Un Etat membre peut enquêter sur une fraude liée à un mariage de complaisance et en constater l’existence même après l’acquisition de sa nationalité par la personne concernée.
Dans un arrêt du 4 juin 2026 (affaire C-560/24), la Cour de justice de l'Union européenne (CJUE) indique que les Etats membres peuvent enquêter sur une fraude passée et en constater l’existence, même si la personne concernée a acquis la nationalité de l’Etat membre d’accueil.
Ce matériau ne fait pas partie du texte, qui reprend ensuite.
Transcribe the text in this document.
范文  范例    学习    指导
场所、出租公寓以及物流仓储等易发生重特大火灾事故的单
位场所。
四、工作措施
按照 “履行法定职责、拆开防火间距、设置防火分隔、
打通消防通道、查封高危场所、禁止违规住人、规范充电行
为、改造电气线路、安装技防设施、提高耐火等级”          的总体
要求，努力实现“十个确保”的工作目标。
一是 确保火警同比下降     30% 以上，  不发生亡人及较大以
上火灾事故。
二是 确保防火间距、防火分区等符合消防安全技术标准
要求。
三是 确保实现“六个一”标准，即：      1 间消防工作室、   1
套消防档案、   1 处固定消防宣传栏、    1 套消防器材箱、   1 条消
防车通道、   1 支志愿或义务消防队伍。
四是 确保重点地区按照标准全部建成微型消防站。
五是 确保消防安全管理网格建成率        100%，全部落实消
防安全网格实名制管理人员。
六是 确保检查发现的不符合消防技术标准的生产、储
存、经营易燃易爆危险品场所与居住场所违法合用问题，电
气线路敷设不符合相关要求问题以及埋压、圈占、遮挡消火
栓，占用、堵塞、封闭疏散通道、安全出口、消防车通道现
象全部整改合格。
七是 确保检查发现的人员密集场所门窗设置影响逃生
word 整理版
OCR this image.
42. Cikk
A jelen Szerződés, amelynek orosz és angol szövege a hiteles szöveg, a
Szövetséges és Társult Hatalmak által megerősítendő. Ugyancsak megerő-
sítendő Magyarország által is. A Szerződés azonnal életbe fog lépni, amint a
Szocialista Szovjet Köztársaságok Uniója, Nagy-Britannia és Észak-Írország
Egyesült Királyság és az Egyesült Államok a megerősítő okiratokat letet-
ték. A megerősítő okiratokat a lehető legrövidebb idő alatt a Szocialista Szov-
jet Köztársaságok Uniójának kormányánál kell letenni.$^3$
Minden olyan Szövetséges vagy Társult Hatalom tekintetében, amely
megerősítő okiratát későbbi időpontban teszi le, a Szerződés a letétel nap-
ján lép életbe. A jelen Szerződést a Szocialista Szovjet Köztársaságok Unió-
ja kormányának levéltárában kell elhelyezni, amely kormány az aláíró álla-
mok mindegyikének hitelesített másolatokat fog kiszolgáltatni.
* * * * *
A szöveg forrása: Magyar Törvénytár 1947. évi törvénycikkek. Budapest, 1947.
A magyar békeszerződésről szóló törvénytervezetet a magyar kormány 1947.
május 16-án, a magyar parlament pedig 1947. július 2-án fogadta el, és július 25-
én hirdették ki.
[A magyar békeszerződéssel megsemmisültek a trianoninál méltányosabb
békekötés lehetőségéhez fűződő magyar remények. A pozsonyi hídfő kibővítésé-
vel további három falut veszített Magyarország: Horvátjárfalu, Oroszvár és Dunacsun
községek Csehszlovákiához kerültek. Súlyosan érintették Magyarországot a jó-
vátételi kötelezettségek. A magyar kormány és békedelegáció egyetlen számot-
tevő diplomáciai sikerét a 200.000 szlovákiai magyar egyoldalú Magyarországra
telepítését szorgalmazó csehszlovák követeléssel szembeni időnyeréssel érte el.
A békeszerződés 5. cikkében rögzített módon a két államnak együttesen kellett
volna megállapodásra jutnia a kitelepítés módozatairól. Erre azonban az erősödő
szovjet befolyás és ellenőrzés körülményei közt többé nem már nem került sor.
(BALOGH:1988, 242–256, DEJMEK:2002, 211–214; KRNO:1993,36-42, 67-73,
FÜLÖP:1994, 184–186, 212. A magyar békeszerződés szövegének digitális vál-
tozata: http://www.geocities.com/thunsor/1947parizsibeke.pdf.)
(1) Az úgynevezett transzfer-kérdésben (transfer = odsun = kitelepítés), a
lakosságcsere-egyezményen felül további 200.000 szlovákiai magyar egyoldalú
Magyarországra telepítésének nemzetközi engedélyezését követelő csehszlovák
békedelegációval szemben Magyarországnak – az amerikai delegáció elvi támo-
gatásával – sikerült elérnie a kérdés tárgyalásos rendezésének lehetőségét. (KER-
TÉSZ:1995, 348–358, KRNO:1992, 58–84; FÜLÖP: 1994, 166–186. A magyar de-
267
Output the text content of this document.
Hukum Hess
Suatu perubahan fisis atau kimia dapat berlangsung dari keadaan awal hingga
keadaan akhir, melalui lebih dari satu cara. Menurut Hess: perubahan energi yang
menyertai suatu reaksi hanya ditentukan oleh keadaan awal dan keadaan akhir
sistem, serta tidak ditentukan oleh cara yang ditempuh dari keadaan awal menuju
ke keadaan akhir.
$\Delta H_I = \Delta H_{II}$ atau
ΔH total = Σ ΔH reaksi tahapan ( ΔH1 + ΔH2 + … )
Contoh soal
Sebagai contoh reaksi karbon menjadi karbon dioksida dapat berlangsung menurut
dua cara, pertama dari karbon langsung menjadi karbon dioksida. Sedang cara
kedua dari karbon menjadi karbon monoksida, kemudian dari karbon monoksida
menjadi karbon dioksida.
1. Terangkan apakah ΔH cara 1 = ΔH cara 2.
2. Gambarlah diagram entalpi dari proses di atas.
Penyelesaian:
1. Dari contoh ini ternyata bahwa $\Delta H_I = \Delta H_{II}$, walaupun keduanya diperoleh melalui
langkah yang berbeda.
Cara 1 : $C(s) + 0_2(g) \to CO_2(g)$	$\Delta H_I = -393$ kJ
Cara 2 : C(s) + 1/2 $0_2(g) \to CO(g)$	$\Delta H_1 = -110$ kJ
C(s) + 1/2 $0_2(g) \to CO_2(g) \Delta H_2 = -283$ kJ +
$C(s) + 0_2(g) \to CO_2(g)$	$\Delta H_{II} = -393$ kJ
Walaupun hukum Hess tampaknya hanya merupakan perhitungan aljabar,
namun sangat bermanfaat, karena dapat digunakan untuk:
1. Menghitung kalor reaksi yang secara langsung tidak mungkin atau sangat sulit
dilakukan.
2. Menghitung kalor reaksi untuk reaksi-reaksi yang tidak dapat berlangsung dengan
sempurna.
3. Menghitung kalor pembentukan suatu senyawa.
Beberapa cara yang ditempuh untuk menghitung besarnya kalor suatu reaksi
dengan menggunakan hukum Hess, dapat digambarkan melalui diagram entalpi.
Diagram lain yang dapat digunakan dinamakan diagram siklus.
La Cour rappelle que la directive 2004/38/CE du 29 avril 2004 s’applique aux citoyens de l’Union qui séjournent dans un Etat membre autre que celui dont ils ont la nationalité ainsi qu’aux membres de leur famille. Elle ne régit pas, en principe, la situation d’une personne qui a acquis la nationalité de l’Etat membre d’accueil et dont le séjour repose désormais sur le droit national. Toutefois, cette personne peut rester concernée par certaines dispositions de la directive pour la période durant laquelle elle en bénéficiait.
La Cour juge ensuite que les règles de cette directive relatives à la lutte contre la fraude et les abus de droit s’appliquent également à des situations passées. Elles permettent aux Etats membres de prendre des mesures concernant des droits antérieurement conférés, même si la personne n’est plus, au moment de l’intervention des autorités, bénéficiaire de la directive. Une interprétation contraire compromettrait l’objectif de lutte contre les mariages de complaisance et les pratiques frauduleuses, souvent détectées tardivement.